Saveal references Sue Moshers report, “The State of Outlook Printing,” and agrees with Mosher, an independent consultant who works on Outlook development and deployment issues, that printing from Outlook can be difficult and can often give users trouble when it comes to printing forms, printing from folders or keeping their corporate style.

In noting other printing obstacles that Outlook presents, Saveal said, “In Outlook, if you need to print an e-mail, the entire e-mail must be printed as there is no support for printing specific pages.”

To overcome this obstacle, Blueprint allows business professionals to print the pages that they are interested in and if the e-mail comes with an attached file, the user can print the attached file without having to download the attachment.

“We wanted to understand how we could make printing in Outlook better by adopting something similar to what MS Word uses and Savvisofts Blueprint allowed us to do that,” Jessica Arnold, product manager of the Redmond, Wash.-based Microsoft Corp., told eWEEK.

Saveal agreed with Arnold that users who are comfortable with using Microsoft Word will potentially be comfortable with using Blueprint because of similar features.

“The comparison is evident when one considers the flexibility of headers and footers within Word—allowing text markup (e.g. fonts, color, etc.), and images to be present,” Saveal said.
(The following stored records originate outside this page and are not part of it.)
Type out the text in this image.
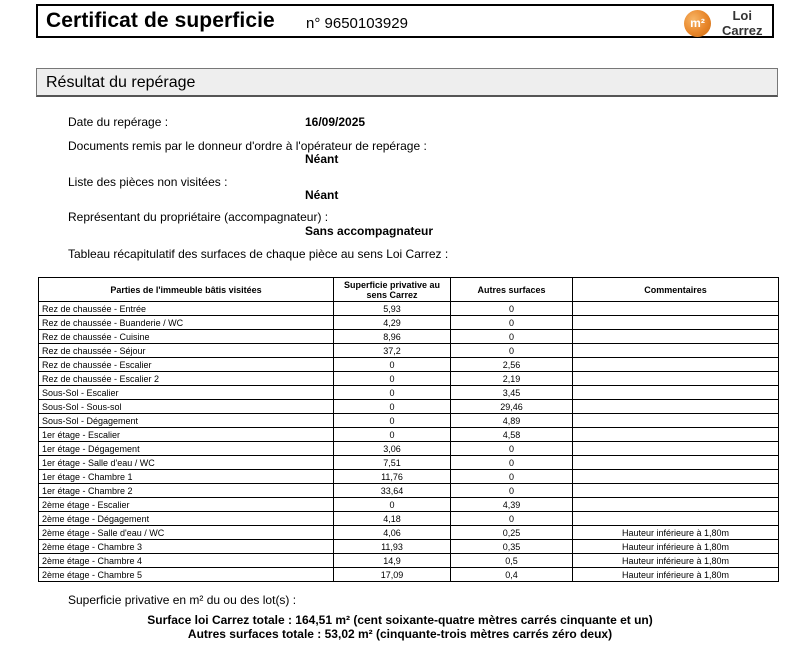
Certificat de superficie n° 9650103929	m²	Loi
Carrez
Résultat du repérage
Date du repérage :	16/09/2025
Documents remis par le donneur d'ordre à l'opérateur de repérage :
Néant
Liste des pièces non visitées :
Néant
Représentant du propriétaire (accompagnateur) :
Sans accompagnateur
Tableau récapitulatif des surfaces de chaque pièce au sens Loi Carrez :
Parties de l'immeuble bâtis visitées	Superficie privative au sens Carrez	Autres surfaces	Commentaires
Rez de chaussée - Entrée	5,93	0	
Rez de chaussée - Buanderie / WC	4,29	0	
Rez de chaussée - Cuisine	8,96	0	
Rez de chaussée - Séjour	37,2	0	
Rez de chaussée - Escalier	0	2,56	
Rez de chaussée - Escalier 2	0	2,19	
Sous-Sol - Escalier	0	3,45	
Sous-Sol - Sous-sol	0	29,46	
Sous-Sol - Dégagement	0	4,89	
1er étage - Escalier	0	4,58	
1er étage - Dégagement	3,06	0	
1er étage - Salle d'eau / WC	7,51	0	
1er étage - Chambre 1	11,76	0	
1er étage - Chambre 2	33,64	0	
2ème étage - Escalier	0	4,39	
2ème étage - Dégagement	4,18	0	
2ème étage - Salle d'eau / WC	4,06	0,25	Hauteur inférieure à 1,80m
2ème étage - Chambre 3	11,93	0,35	Hauteur inférieure à 1,80m
2ème étage - Chambre 4	14,9	0,5	Hauteur inférieure à 1,80m
2ème étage - Chambre 5	17,09	0,4	Hauteur inférieure à 1,80m
Superficie privative en m² du ou des lot(s) :
Surface loi Carrez totale : 164,51 m² (cent soixante-quatre mètres carrés cinquante et un)
Autres surfaces totale : 53,02 m² (cinquante-trois mètres carrés zéro deux)
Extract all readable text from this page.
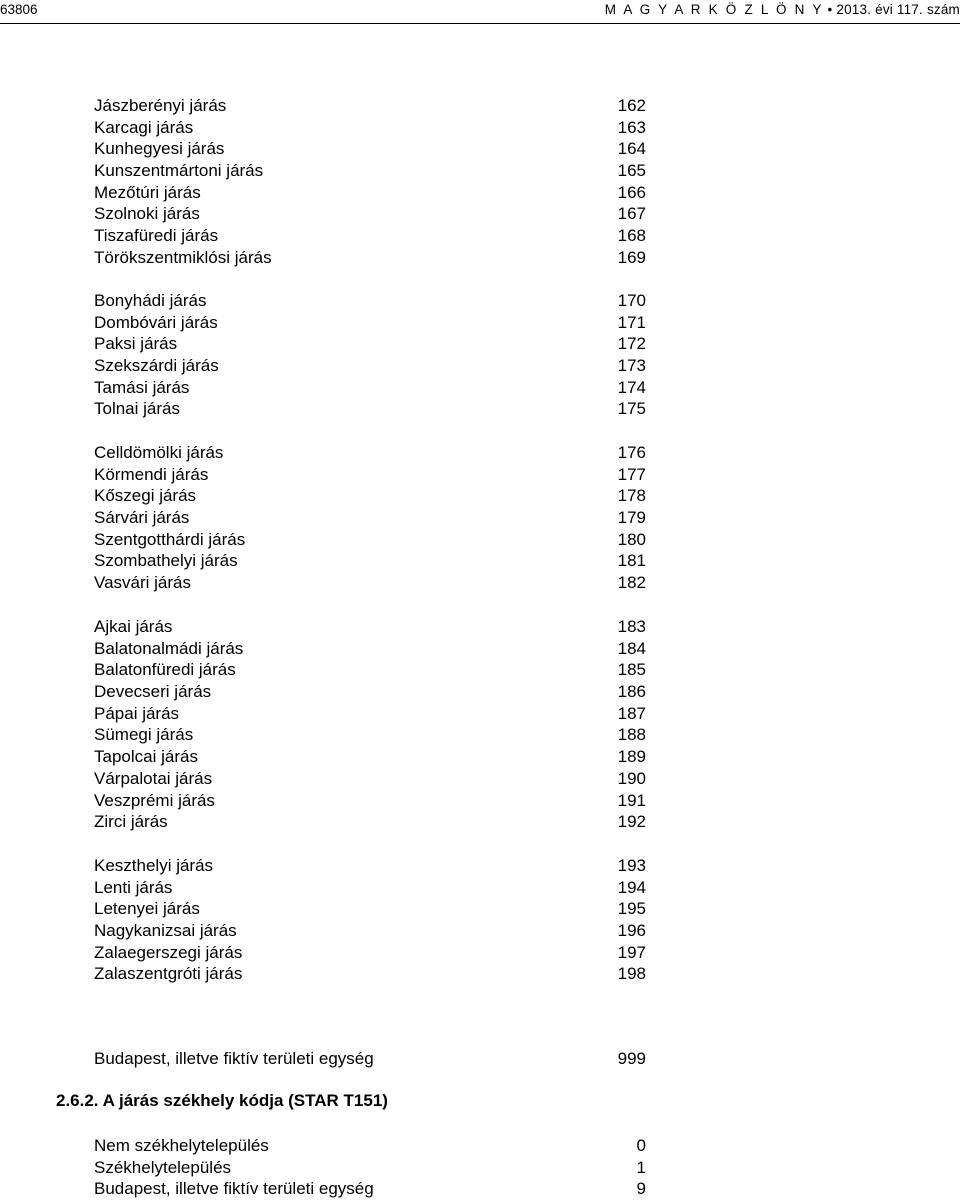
63806	M A G Y A R K Ö Z L Ö N Y • 2013. évi 117. szám
Jászberényi járás	162
Karcagi járás	163
Kunhegyesi járás	164
Kunszentmártoni járás	165
Mezőtúri járás	166
Szolnoki járás	167
Tiszafüredi járás	168
Törökszentmiklósi járás	169
Bonyhádi járás	170
Dombóvári járás	171
Paksi járás	172
Szekszárdi járás	173
Tamási járás	174
Tolnai járás	175
Celldömölki járás	176
Körmendi járás	177
Kőszegi járás	178
Sárvári járás	179
Szentgotthárdi járás	180
Szombathelyi járás	181
Vasvári járás	182
Ajkai járás	183
Balatonalmádi járás	184
Balatonfüredi járás	185
Devecseri járás	186
Pápai járás	187
Sümegi járás	188
Tapolcai járás	189
Várpalotai járás	190
Veszprémi járás	191
Zirci járás	192
Keszthelyi járás	193
Lenti járás	194
Letenyei járás	195
Nagykanizsai járás	196
Zalaegerszegi járás	197
Zalaszentgróti járás	198
Budapest, illetve fiktív területi egység	999
2.6.2. A járás székhely kódja (STAR T151)
Nem székhelytelepülés	0
Székhelytelepülés	1
Budapest, illetve fiktív területi egység	9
Saveal also noted, “The ability to create .dot document templates within Word could be comparable to the creation of the Blueprint printing templates, such that the presentation of the document is predetermined.”

Blueprint also supports the printing of custom forms, which are a customized version of a standard e-mail message where any number of user-defined fields and properties are included in the display of the Outlook form. Blueprint will enable users to control the printed layout of these custom messages along with a users contacts, tasks and appointments.

Blueprint for Outlook is available now and is priced at $34.99 with discounts available for five or more licenses.